En rentrant, j'ai trouvé un fax qui ressemblait à s'y méprendre à un de ces menus qu'on trouve dans les dîners à chichi et autres noces. C'était d'ailleurs un menu, soigneusement typographié de plus.

Chaud froid de lune marbrée façon McMiche Méli mélo de tétons froissés et chairs pincées sur canapé Etoile de terre dans sa toile d'araignée

P'têt bien qu'oui, pt'êt bien qu'non (alias trous normands façon Buridan)

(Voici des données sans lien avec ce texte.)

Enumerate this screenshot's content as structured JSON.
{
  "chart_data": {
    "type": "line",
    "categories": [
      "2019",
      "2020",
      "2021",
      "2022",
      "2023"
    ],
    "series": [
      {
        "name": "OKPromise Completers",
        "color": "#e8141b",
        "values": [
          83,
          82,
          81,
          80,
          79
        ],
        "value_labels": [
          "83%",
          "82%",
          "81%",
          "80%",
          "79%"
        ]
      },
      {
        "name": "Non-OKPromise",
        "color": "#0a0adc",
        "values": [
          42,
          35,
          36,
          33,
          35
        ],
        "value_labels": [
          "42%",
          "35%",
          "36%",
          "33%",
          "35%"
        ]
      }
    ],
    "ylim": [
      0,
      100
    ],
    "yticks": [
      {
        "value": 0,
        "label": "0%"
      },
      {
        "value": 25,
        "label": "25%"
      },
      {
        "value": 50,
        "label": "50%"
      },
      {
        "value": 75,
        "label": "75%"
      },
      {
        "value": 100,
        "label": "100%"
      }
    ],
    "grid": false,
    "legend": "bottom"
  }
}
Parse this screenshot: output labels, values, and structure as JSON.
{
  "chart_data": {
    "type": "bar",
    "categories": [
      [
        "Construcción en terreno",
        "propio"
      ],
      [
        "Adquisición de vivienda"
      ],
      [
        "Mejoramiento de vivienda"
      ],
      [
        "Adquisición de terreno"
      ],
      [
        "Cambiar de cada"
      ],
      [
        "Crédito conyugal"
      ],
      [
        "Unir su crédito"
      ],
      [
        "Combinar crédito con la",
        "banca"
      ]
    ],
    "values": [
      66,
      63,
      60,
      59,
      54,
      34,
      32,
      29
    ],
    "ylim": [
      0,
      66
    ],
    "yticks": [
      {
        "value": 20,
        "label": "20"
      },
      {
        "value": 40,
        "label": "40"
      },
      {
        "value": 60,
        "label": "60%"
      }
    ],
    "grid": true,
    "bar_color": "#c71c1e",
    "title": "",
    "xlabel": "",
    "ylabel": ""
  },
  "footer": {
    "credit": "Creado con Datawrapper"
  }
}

Croupe épicée au grill à l'unilatérale Etouffé de gorge chaude au miel pour marmiton lubrique Tartare de chatte sous des doigts brûlants

Café, cravache et mignardises moelleuses

A la main, tu avais gribouillé un rapide post scriptum. "Les châtiments et divertissements dureront tant que les chandelles brûleront...et le safeword ne sera pas recevable. Tu as évidemment le droit de préférer un dîner plus conventionnel et réserver dans le restaurant de ton choix."

Pourvu que tu ne surenchérisses pas trop, en profitant de cette situation où pour la première fois, je n'aurais pas, en toute conscience, la possibilité de sortir mon joker et tout stopper d'un mot. Pour une fois aussi, tu allais être maître, maître queux, certes, pas tout court, d'ailleurs, tu n'es pas court, jeune homme, et comme je ne suis pas cordon bleu, je me contenterai d'être le plat du jour (et les rondeurs de ta nuit ?). Un plat du jour obligé de préparer les sauces auxquelles il allait être mangé. Il y a un plaisir exquis à se faire la complice plus que consentante de son bourreau et de mettre en place la scène de son supplice.

Alors, j'ai mis à congeler des glaçons en abondance, et en souvenir de la mère Ségur, j'ai en bonne petite diablesse posé le martinet sur un plateau de laque et de Chine d'un rouge sombre, très de saison. Juste à côté, en allant vers l'intérieur, Nadine de Rotschild serait fière de moi, j'ai disposé toutes nos pinces, des plombs de pêche à celles en bois, et les autres, les dentées reliées par une chaîne. Tes cordes rapportées du Japon et dignes d'un maître des noeuds ont trouvé leur place sur le plateau inférieur de la table basse. Posé contre elle, dans un équilibre fragile, le redoutable bambou, seul capable quand manié avec dextérité, de cingler de lignes parfaitement horizontales et verticales des fesses soigneusement maintenues en place. Les suédois qui l'ont dessiné n'avaient sûrement pas prévu que mon siège de travail ergonomique supplérait sans soucis à un chevalet. La cravache à trouvé sa place sur le plateau, et jetés négligemment dans un fauteuil ou sur un coussin, la panoplie complète des liens, fouets, paddles, bracelets, mousquetons, le contenu de la boîte de Panpandore éparpillé au gré de l'humeur. Et moi, posée au milieu de cet étrange tableau, t'attendant en ayant du mal à me concentrer sur mon livre, nue sous une de tes chemises, comme un de ces muffins dans son papier sulfurisé.

On le savait déjà pour le canapé et quelques chaises, mais j'ai appris à mes dépends et délices, qu'un banal salon bobo peut devenir le plus équipé des donjons gothiques, il suffit d'un peu d'imagination, raisonnablement de muscle et de cordage en abondance. Les yeux bandés, perdant très vite le sens du temps autant que de l'espace, j'ai été à ta main (ce qui veut dire tes mains, ton sexe, ta bouche, tes dents, ton corps...) Galatée pliée comme un pantin, étirée comme une danseuse, ployée, cambrée, et bien sûr, fouettée, fouaillée, fourrée.

Avant que la dernière bougie n'expire, alors que j'avais crié autant de douleur que de jouissance, que j'étais aussi pantelante qu'une poupée de chiffon passée, à la fin d'un marathon, sous un rouleau compresseur , tu m'as marqué de la cire restante et bouillante au creux des reins, entre les fossettes, d'un sceau large comme ta paume, coulis cramoisi pour un insolite bijou trop grand.

Et quand je pense que c'est moi, à la croupe présentement endolorie au point de ne pouvoir m'asseoir ni pour dîner de mets moins cuisants ni pour relater les faits comme tu aimes que je le fasse, qui t'avais initié à cet amusement d'après-midi, le très badin café cravache. Et voilà que tu étends l'idée à tous les plats d'un festin flamboyant. (Ô combien !).